I spent my day busy at work, but had my headphones in. I was listening to someone who broke my heart with every word. He is a Christian speaker and recently stepped away from preaching. He is struggling with some personal ‘stuff’ at the moment, and his anger speaks louder than his faith. However, there is no mistake, his faith remains strong.
I was drawn to this gentlemen for his outstanding poetry. His ability to draw you in like he is telling your story is genius. For me, I experience my own emotions and feelings through his ‘Spoken Word.’ Moreover, the beautiful truth he shares resonates with what I wish I could say.
I look back at what I have shared here and I know I have been authentic. The problem is that I hold back. I only realized that after watching some of the videos today. Tonight, I sit alone and wonder why. This passive behavior has plagued me my whole life. I authentically remain gentle when my words would be tough to hear. Is this kindness or fear?
You see, I have Bipolar Disorder. In real life, away from the writing, I never curse. If I do, people panic. In my real life, I am the mediator for all, the right hand man, the ear that listens, the hand that helps. In real life, I am strong as a warrior, a fighter till the end. However, I am love. In everything I do, I share love, I show love, I pray in love. This is who I am called to be, and I strive to obey that call. In living for Christ, I live differently than most Bipolar people out there.

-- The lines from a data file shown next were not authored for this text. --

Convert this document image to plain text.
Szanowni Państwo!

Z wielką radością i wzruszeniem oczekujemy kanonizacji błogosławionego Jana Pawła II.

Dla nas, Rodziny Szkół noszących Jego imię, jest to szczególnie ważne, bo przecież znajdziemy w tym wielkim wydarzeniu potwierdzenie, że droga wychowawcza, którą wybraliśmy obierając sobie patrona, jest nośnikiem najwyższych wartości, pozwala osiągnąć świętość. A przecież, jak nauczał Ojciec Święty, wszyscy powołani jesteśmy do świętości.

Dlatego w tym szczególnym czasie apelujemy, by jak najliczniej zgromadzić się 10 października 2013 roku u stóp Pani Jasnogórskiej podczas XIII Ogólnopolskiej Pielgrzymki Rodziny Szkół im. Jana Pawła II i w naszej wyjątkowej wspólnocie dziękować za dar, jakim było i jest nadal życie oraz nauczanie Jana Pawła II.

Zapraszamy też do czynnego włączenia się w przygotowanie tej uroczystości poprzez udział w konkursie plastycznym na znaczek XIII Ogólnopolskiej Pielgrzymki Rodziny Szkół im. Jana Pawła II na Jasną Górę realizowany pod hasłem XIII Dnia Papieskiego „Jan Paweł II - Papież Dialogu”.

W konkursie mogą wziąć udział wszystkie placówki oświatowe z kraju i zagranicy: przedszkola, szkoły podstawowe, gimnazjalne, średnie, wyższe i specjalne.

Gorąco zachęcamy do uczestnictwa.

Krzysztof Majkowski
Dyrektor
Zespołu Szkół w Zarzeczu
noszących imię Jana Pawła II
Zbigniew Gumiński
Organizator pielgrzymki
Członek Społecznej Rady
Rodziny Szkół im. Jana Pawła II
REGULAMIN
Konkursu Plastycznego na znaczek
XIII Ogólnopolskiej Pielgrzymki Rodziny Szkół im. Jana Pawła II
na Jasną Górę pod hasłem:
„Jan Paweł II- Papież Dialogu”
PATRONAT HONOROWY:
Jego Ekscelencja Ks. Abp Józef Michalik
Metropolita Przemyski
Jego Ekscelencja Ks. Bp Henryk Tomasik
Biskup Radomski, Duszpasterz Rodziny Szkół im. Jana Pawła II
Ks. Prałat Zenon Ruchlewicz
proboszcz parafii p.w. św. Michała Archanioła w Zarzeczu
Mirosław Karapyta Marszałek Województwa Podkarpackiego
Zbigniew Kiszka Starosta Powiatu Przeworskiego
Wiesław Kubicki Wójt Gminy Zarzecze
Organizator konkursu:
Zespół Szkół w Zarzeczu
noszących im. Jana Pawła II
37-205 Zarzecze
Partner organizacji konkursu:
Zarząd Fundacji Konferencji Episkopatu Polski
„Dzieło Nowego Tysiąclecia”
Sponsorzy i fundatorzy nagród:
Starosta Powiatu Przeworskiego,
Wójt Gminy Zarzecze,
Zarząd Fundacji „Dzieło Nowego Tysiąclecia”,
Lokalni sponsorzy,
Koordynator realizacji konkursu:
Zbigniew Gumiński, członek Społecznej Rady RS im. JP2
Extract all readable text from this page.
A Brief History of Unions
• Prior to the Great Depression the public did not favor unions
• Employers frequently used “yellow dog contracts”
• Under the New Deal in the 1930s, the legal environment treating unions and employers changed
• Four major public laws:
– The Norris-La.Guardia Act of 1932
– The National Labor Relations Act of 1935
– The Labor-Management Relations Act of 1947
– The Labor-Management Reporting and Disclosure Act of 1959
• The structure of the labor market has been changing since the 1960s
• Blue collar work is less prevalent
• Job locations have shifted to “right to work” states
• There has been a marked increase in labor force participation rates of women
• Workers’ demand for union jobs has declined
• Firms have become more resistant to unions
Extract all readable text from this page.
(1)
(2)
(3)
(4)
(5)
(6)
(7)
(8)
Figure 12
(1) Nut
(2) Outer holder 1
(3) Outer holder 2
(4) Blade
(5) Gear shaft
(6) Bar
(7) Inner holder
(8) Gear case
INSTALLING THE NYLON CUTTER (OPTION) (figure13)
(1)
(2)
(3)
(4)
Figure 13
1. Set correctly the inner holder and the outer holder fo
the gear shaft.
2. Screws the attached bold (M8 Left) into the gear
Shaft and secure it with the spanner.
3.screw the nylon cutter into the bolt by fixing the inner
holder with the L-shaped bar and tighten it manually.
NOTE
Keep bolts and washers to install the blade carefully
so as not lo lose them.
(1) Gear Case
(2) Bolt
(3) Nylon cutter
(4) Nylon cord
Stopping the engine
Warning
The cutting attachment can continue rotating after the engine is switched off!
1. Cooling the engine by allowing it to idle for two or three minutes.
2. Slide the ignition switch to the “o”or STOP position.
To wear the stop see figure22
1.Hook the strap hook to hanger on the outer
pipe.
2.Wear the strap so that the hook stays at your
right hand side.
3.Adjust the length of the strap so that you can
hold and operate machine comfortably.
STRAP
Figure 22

But what about the other side of me?
Whether I am here writing or out there living, I struggle with the numerous echoes in my mind. The screaming little girl, the angry adolescent, the fearful young woman, the hurting wife, the disappointed mother, the ashamed daughter, the worried Christian. The other me rages one against the other, but silently inside. My thoughts frighten me, and it is rare I allow anyone to know. By day I intentionally keep them locked away. Yes, I have to lock up my own mind. If I don’t, the consequence of living my thoughts could be devastating. This is a prison sentence that will only end with death.
I am not alone.
I wish this brought comfort, but it only brings pain. I know somewhere out there is a beautiful man or woman struggling to survive. Their thoughts roam free and the darkness lies with it’s charm and intrigue. Tonight someone will walk away from hope and faith because they can’t believe a Savior exists for someone so screwed up. They’ve witnessed the agony of evil and trust in a silent God is lost. Their pain now dictates their feelings and emotions, and pain unforgiven leads to bitterness and hate.
No, I am not alone.
I want to promise myself to be transparent. I want to say the whole truth of this battle I live day in and day out. I work so hard to control my thoughts, I write them off into some burning fire in my mind. Yet, they remain. Our thoughts are fire proof. We can master controlling them, but they are always there. It’s the other side of Bipolar, and we cannot escape.